Homélie du 10 octobre 2021 à Schaerbeek (Belgique)

« Il s’en alla tout triste, parce qu’il avait de grands biens ». Avouez qu’il y a de quoi être surpris par la réaction de cet homme de la parabole. La précarité n’est-elle pas à combattre et l’abondance de biens synonyme de sécurité ? Le confort matériel n’est-il pas source de réconfort plutôt que de tristesse ?

Pour bien comprendre le message paradoxal de cette parabole, reprenons le fil du
récit : notre jeune homme 
s’adresse à Jésus sous l’horizon de l’avoir et du faire « Maître, que dois-je faire pour avoir la vie éternelle » ? Il lit la vie sous l’angle du devoir, du mérite et de l’avoir. Il est tellement comblé de tout qu’il ne peut se séparer de rien. Il ne voit finalement pas que la vie est une richesse dans la mesure où elle se partage. A force de vouloir gagner sa vie, il en oublie la vie. En réalité, ce n’est pas jeune homme riche. Mais un pauvre possédé par ses possessions ! Avec beaucoup de signes extérieurs de richesses, mais sans vraie richesse intérieure...

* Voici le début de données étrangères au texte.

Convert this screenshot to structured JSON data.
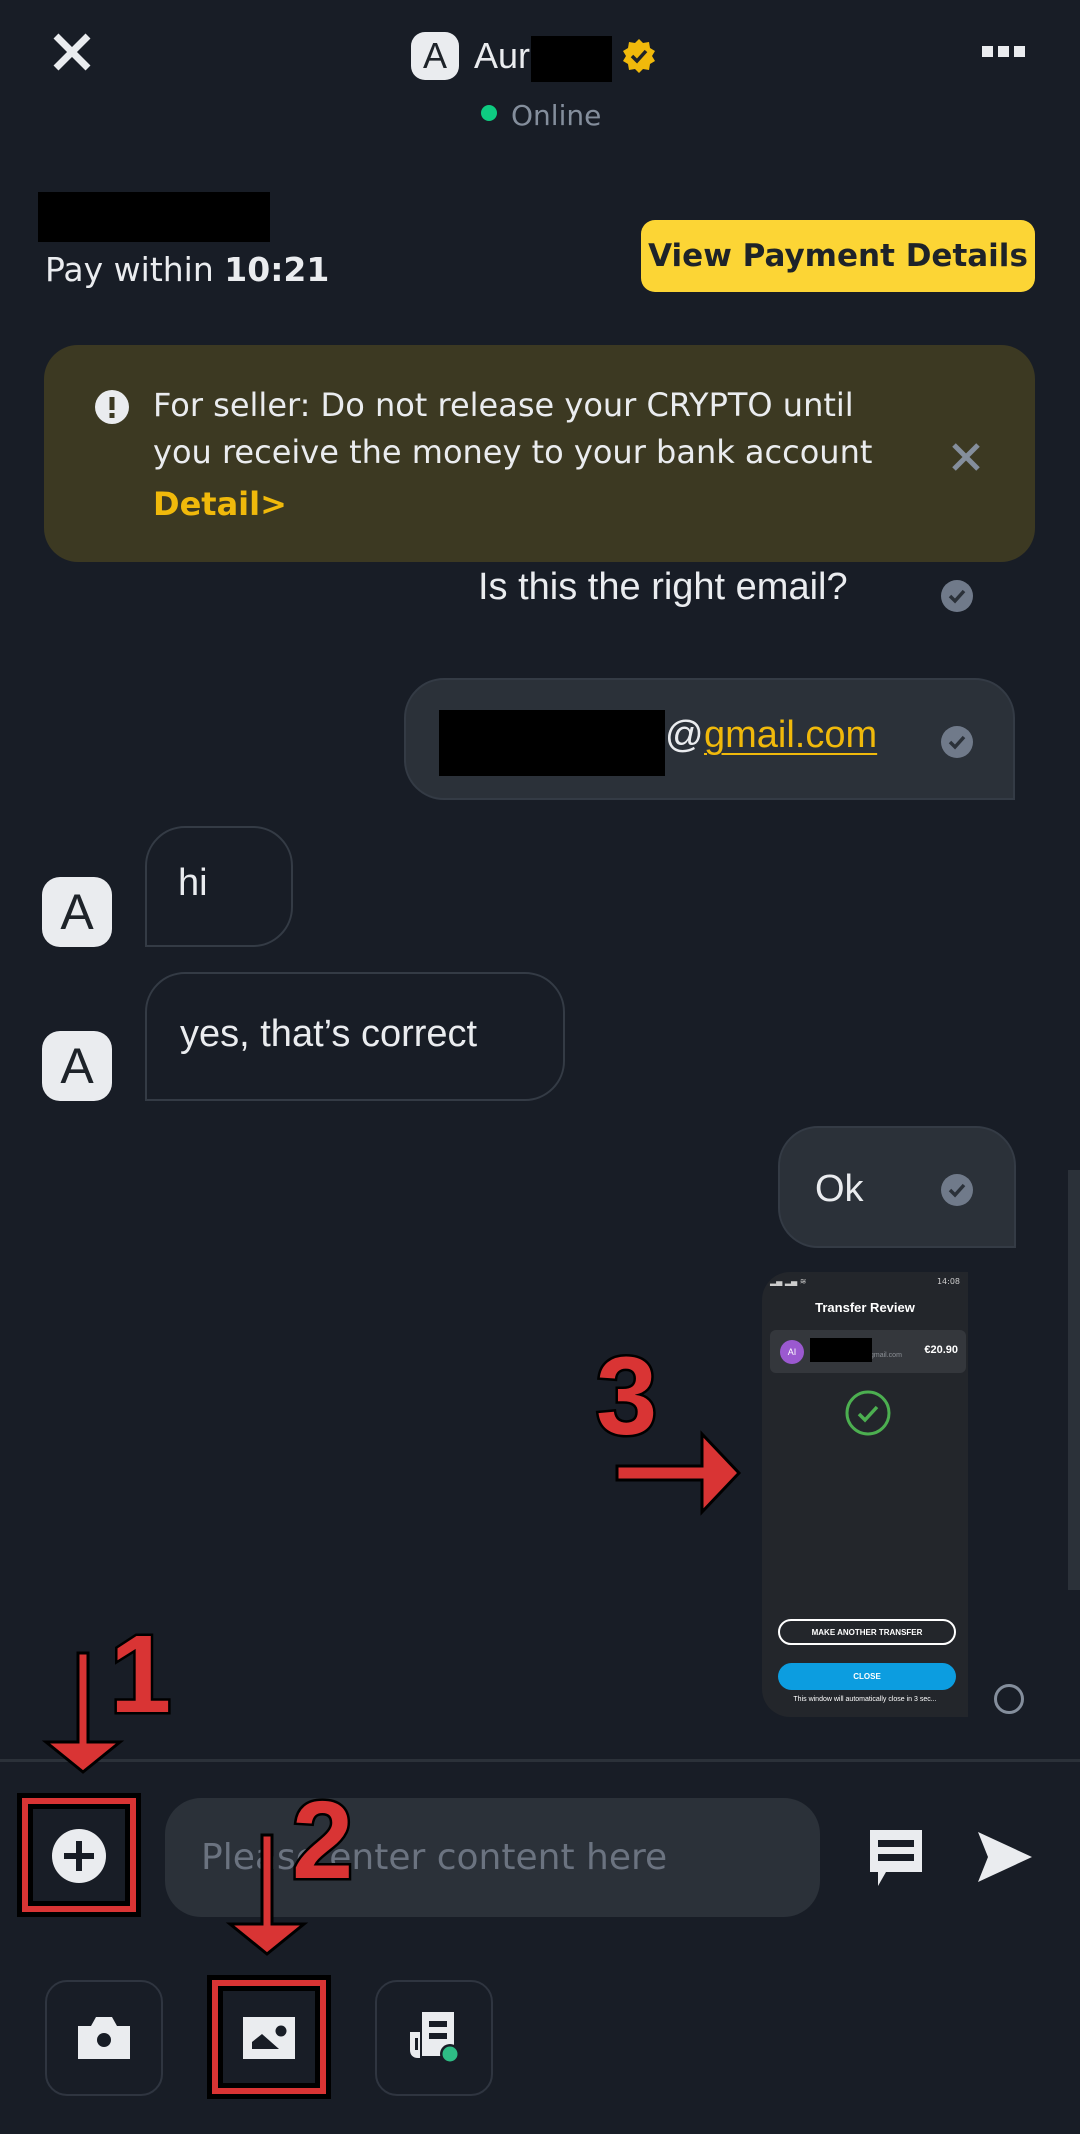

Ne le jugeons pas. Ce jeune homme de la parabole, c’est en réalité vous et moi lorsque nous construisons cette vie reçue sur nos besoins de sécurité. C’est vous et moi lorsque nous nous réfugions derrière des protections bien légitimes. Quoi de plus normal, en effet, que de s’attacher à uune maison, une famille, une terre... Cependant, Jésus nous propose, même dans ces lieux-là, une expérience aussi radicale que féconde : se laisser aller à la fragilité et au manque ! Il s’agit de nous détacher de ce que nous avons pour devenir ce que nous sommes.

Lorsque le manque vient à manquer dans nos vies, la tristesse n’est en fait jamais loin. Il y a donc vraiment un manque qu’il nous faut gagner ! Il est cet espace qui nous permet de respirer ;
cet écart nécessaire pour nous ouvrir à l’imprévu.
Il est cette absence de certitude qui creuse notre désir de croire ;
ce courage d’aimer sans posséder ;
ce silence qui nous permet de prier ;
ce risque qui donne confiance ;
ce vide qui fait grandir notre espérance.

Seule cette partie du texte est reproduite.